Originally appeared in the Ark Valley Voice

In a virtual proclamation ceremony on Monday, a group of the state’s health and government officials marked the state’s commitment to programs supporting mental health; an awareness program that this year they are calling “Healthier Minds across the lifespan”.

Each year, Mental Health Colorado hosts Mental Health Proclamation Day at the Capitol to declare May as Mental Health Month, with this year’s theme, following a tumultuous year of COVID-19 pandemic, focused on healing together.

The group was led by Lt. Gov. Dianne Primavera, who read the proclamation. Mental Health Colorado President & CEO Vincent Atchity, the Colorado Behavioral Healthcare Council, the Mental Health Center of Denver, and the Colorado Department of Human Services came together to emphasize the importance of this month, at particular point in time.

“Good health is treating the whole person, their mind, their body and spirit….. we’ve lived with the pandemic, its side effects, an economic downturn,” said Lt. Gov. Dianne Primavera. “It is time to expand access to mental health care… for a full recovery of mind, body, and spirit.”

“For many, the crisis we’ve experienced this year has driven home the reality that mental health is central  — we’re all experiencing this together. There are different phases at the same time….get through this, together….said Atchity. “The current wave of mental health challenges precedes an even greater wave of mental health needs … since our founding in 1953 focused on those with mental health issues we have advocated that each of us have the responsivity to support others.”

“The spotlight is on mental health after a really difficult year. More than one million Coloradans live with a diagnosed mental health condition — one in five,” said Dr. Michelle Barnes of the Colorado Dept. of Human Services. “During that pandemic that has risen about 32 percent.  Chances are, someone you know probably needs mental health help. One of the best things you can do to maintain mental health is keep up connections.”

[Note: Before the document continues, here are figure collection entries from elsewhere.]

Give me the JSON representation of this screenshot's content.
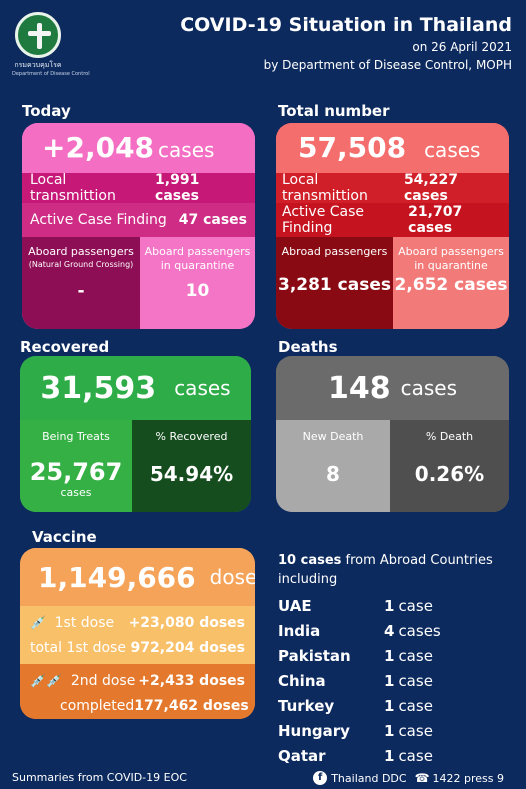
{
  "header": {
    "logo_text": "กรมควบคุมโรค",
    "logo_subtext": "Department of Disease Control",
    "title": "COVID-19 Situation in Thailand",
    "date_line": "on  26 April 2021",
    "source_line": "by Department of Disease Control, MOPH"
  },
  "today": {
    "section_label": "Today",
    "total": "+2,048",
    "total_unit": "cases",
    "local_label": "Local transmittion",
    "local_value": "1,991 cases",
    "acf_label": "Active Case Finding",
    "acf_value": "47 cases",
    "abroad_label": "Aboard passengers",
    "abroad_sub": "(Natural Ground Crossing)",
    "abroad_value": "-",
    "quarantine_label_1": "Aboard passengers",
    "quarantine_label_2": "in quarantine",
    "quarantine_value": "10"
  },
  "total": {
    "section_label": "Total number",
    "total": "57,508",
    "total_unit": "cases",
    "local_label": "Local transmittion",
    "local_value": "54,227 cases",
    "acf_label": "Active Case Finding",
    "acf_value": "21,707 cases",
    "abroad_label": "Abroad passengers",
    "abroad_value": "3,281 cases",
    "quarantine_label_1": "Aboard passengers",
    "quarantine_label_2": "in quarantine",
    "quarantine_value": "2,652 cases"
  },
  "recovered": {
    "section_label": "Recovered",
    "total": "31,593",
    "total_unit": "cases",
    "treats_label": "Being Treats",
    "treats_value": "25,767",
    "treats_unit": "cases",
    "pct_label": "% Recovered",
    "pct_value": "54.94%"
  },
  "deaths": {
    "section_label": "Deaths",
    "total": "148",
    "total_unit": "cases",
    "new_label": "New Death",
    "new_value": "8",
    "pct_label": "% Death",
    "pct_value": "0.26%"
  },
  "vaccine": {
    "section_label": "Vaccine",
    "total": "1,149,666",
    "total_unit": "doses",
    "dose1_label": "1st dose",
    "dose1_value": "+23,080 doses",
    "dose1_total_label": "total 1st dose",
    "dose1_total_value": "972,204 doses",
    "dose2_label": "2nd dose",
    "dose2_value": "+2,433 doses",
    "dose2_total_label": "completed",
    "dose2_total_value": "177,462 doses",
    "syringe_icon": "syringe-icon"
  },
  "abroad_countries": {
    "intro_bold": "10 cases",
    "intro_rest": " from Abroad Countries",
    "intro_line2": "including",
    "countries": [
      {
        "name": "UAE",
        "count": "1",
        "unit": "case"
      },
      {
        "name": "India",
        "count": "4",
        "unit": "cases"
      },
      {
        "name": "Pakistan",
        "count": "1",
        "unit": "case"
      },
      {
        "name": "China",
        "count": "1",
        "unit": "case"
      },
      {
        "name": "Turkey",
        "count": "1",
        "unit": "case"
      },
      {
        "name": "Hungary",
        "count": "1",
        "unit": "case"
      },
      {
        "name": "Qatar",
        "count": "1",
        "unit": "case"
      }
    ]
  },
  "footer": {
    "summary": "Summaries  from COVID-19 EOC",
    "facebook": "Thailand DDC",
    "phone": "1422 press 9"
  }
}
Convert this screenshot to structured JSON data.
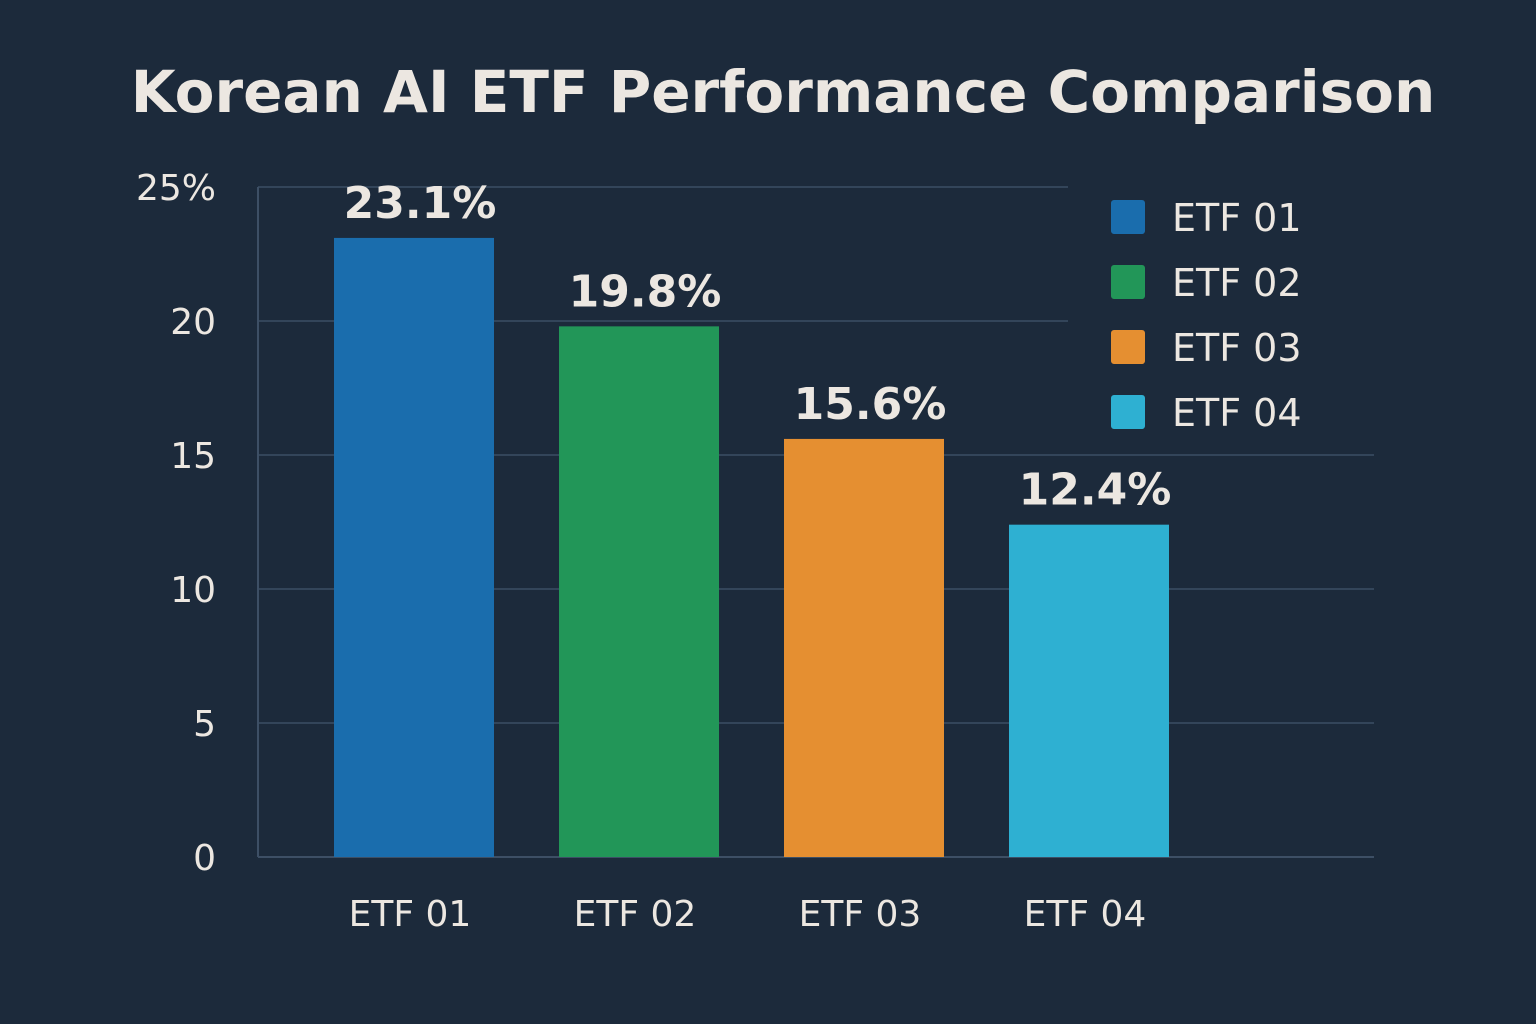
{
  "chart_data": {
    "type": "bar",
    "title": "Korean AI ETF Performance Comparison",
    "xlabel": "",
    "ylabel": "",
    "ylim": [
      0,
      25
    ],
    "y_ticks": [
      "0",
      "5",
      "10",
      "15",
      "20",
      "25%"
    ],
    "y_tick_values": [
      0,
      5,
      10,
      15,
      20,
      25
    ],
    "categories": [
      "ETF 01",
      "ETF 02",
      "ETF 03",
      "ETF 04"
    ],
    "values": [
      23.1,
      19.8,
      15.6,
      12.4
    ],
    "value_labels": [
      "23.1%",
      "19.8%",
      "15.6%",
      "12.4%"
    ],
    "colors": [
      "#1a6dad",
      "#229658",
      "#e58f31",
      "#2eb0d2"
    ],
    "grid": true,
    "legend": {
      "position": "top-right",
      "entries": [
        "ETF 01",
        "ETF 02",
        "ETF 03",
        "ETF 04"
      ]
    }
  }
}
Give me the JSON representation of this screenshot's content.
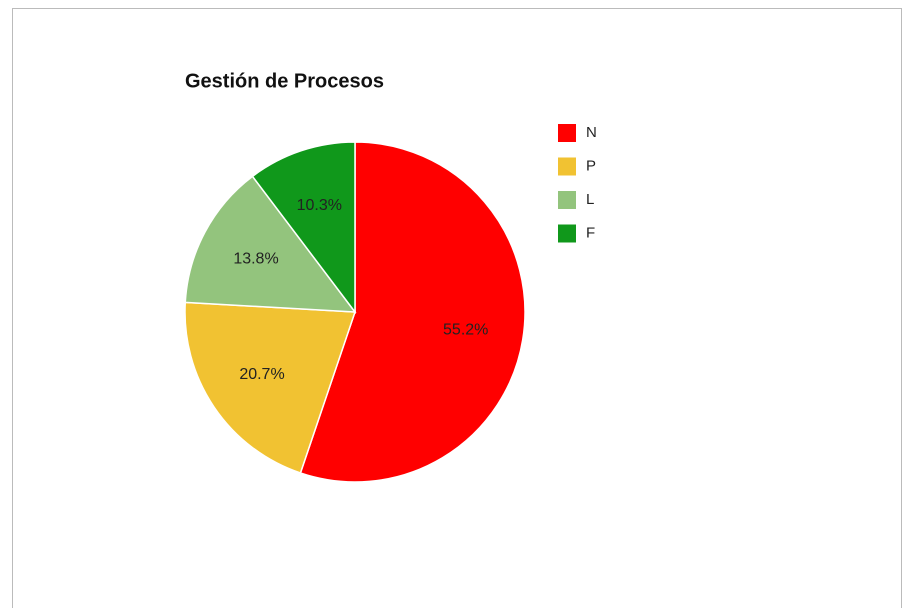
{
  "chart_data": {
    "type": "pie",
    "title": "Gestión de Procesos",
    "categories": [
      "N",
      "P",
      "L",
      "F"
    ],
    "values": [
      55.2,
      20.7,
      13.8,
      10.3
    ],
    "value_labels": [
      "55.2%",
      "20.7%",
      "13.8%",
      "10.3%"
    ],
    "colors": [
      "#ff0000",
      "#f1c232",
      "#93c47d",
      "#10981b"
    ],
    "legend": "right"
  }
}
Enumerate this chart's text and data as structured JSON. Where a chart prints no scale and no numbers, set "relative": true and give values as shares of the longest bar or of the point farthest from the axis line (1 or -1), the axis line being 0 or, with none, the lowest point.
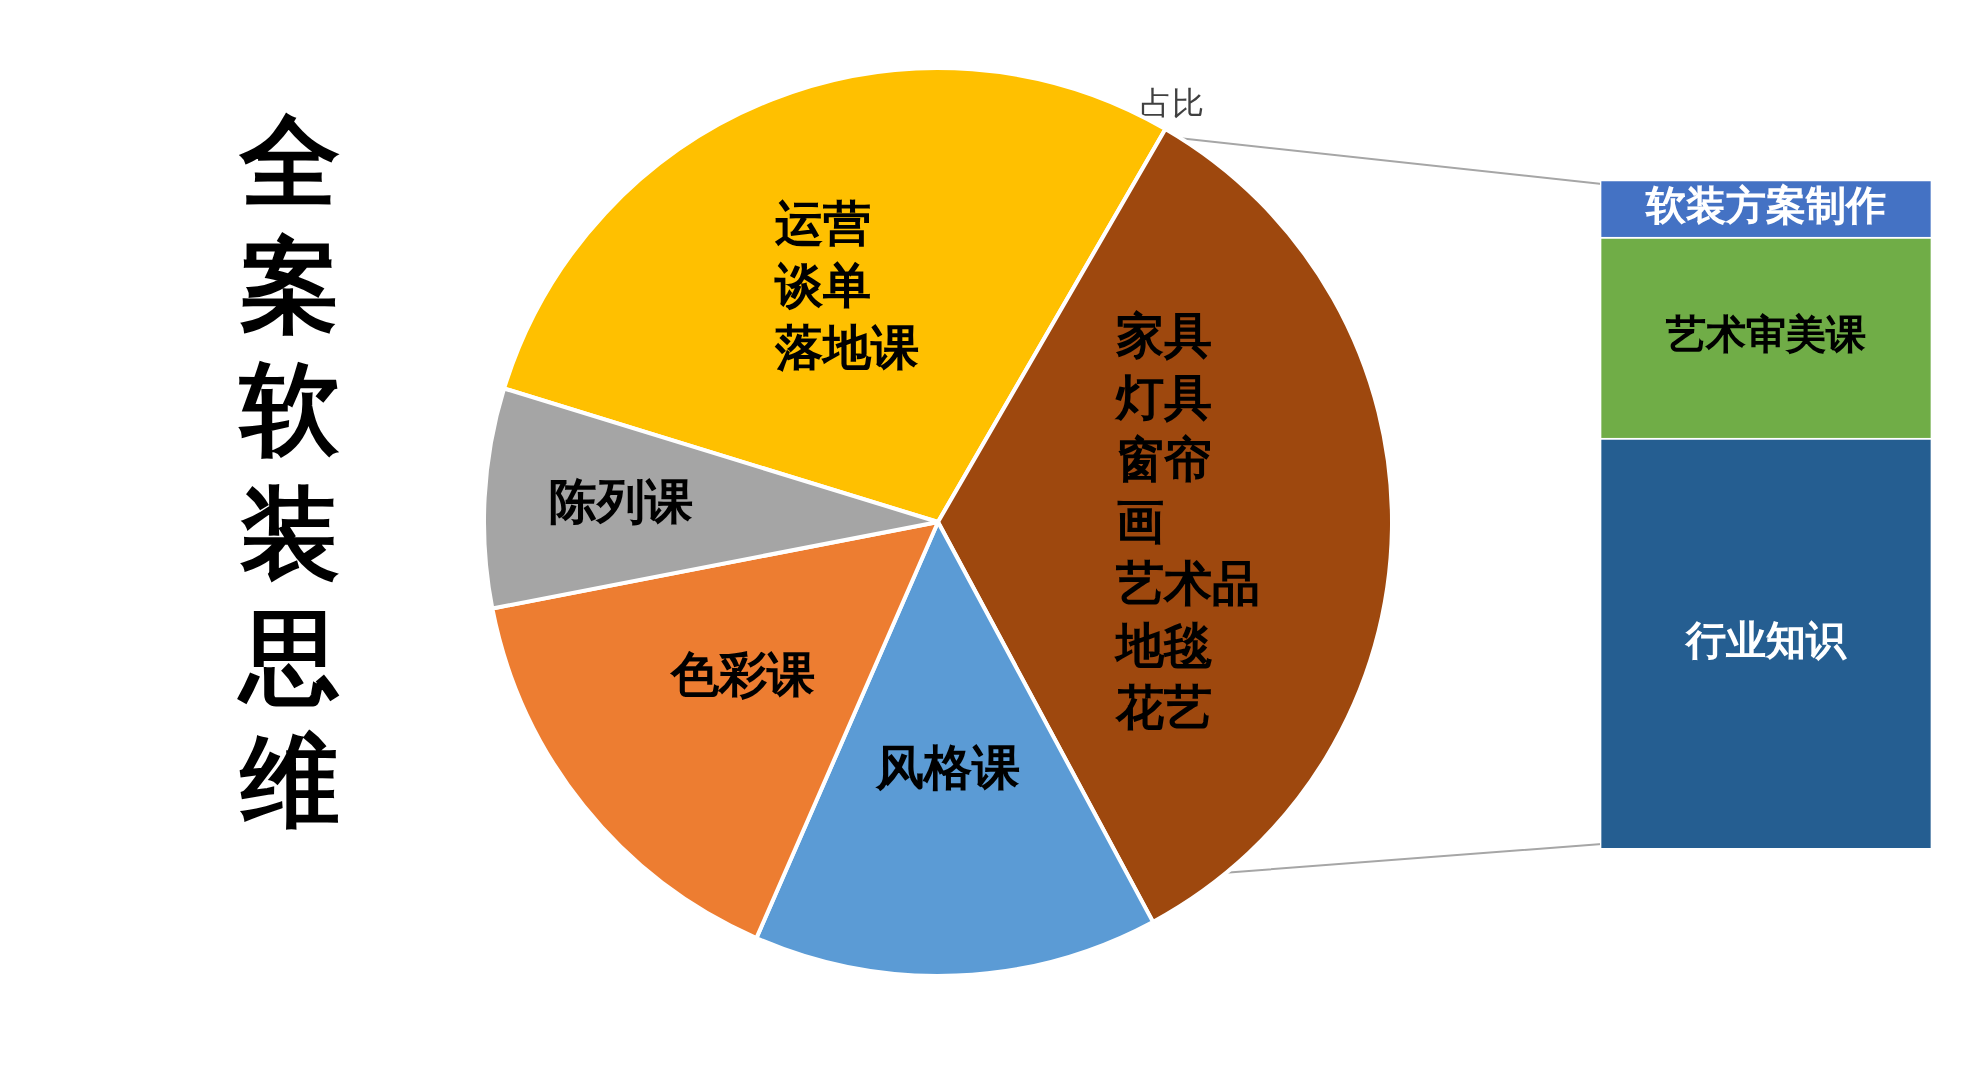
{
  "chart_data": [
    {
      "type": "pie",
      "title": "全案软装思维",
      "subtitle": "占比",
      "categories": [
        "运营谈单落地课",
        "家具灯具窗帘画艺术品地毯花艺",
        "风格课",
        "色彩课",
        "陈列课"
      ],
      "values": [
        28.6,
        33.8,
        14.4,
        15.4,
        7.8
      ],
      "colors": [
        "#ffc000",
        "#9e480e",
        "#5b9bd5",
        "#ed7d31",
        "#a5a5a5"
      ]
    },
    {
      "type": "bar",
      "stacked": true,
      "relative": true,
      "categories": [
        null
      ],
      "series": [
        {
          "name": "行业知识",
          "color": "#255e91",
          "values": [
            0.613
          ]
        },
        {
          "name": "艺术审美课",
          "color": "#70ad47",
          "values": [
            0.301
          ]
        },
        {
          "name": "软装方案制作",
          "color": "#4472c4",
          "values": [
            0.086
          ]
        }
      ]
    }
  ]
}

Last September, the state set up a taskforce to create a blueprint for behavioral healthcare reform … “Frankly, we need a new behavioral health system,” she added. “We are personally committed to these efforts, [making them] accessible, and affordable for all Colorado

“I believe we are strong and we have the power to heal together,” said the CEO of Colorado Behavioral Council Doyle Forrestal.

“This may be the May where awareness goes broad, the pandemic has impacted all of us – our well being,” said President and CEO of Mental Health Centers of Denver Dr. Carl Clark, ” Our brains do a lot of things, but three big things: We think, we feel, we do stuff. What happens with stress, that’s what treatment really is – those areas where we can have trouble. I wish the Colorado Crisis line wasn’t called a crisis line — it’s for people with just a little bit of trouble too.”

“We call it mental health month and people immediately think of mental illness, but we all should pay attention to our mental health,” concluded Clark.

Those needing support can call the free and confidential Colorado Crisis line, at 1-844-493-8255.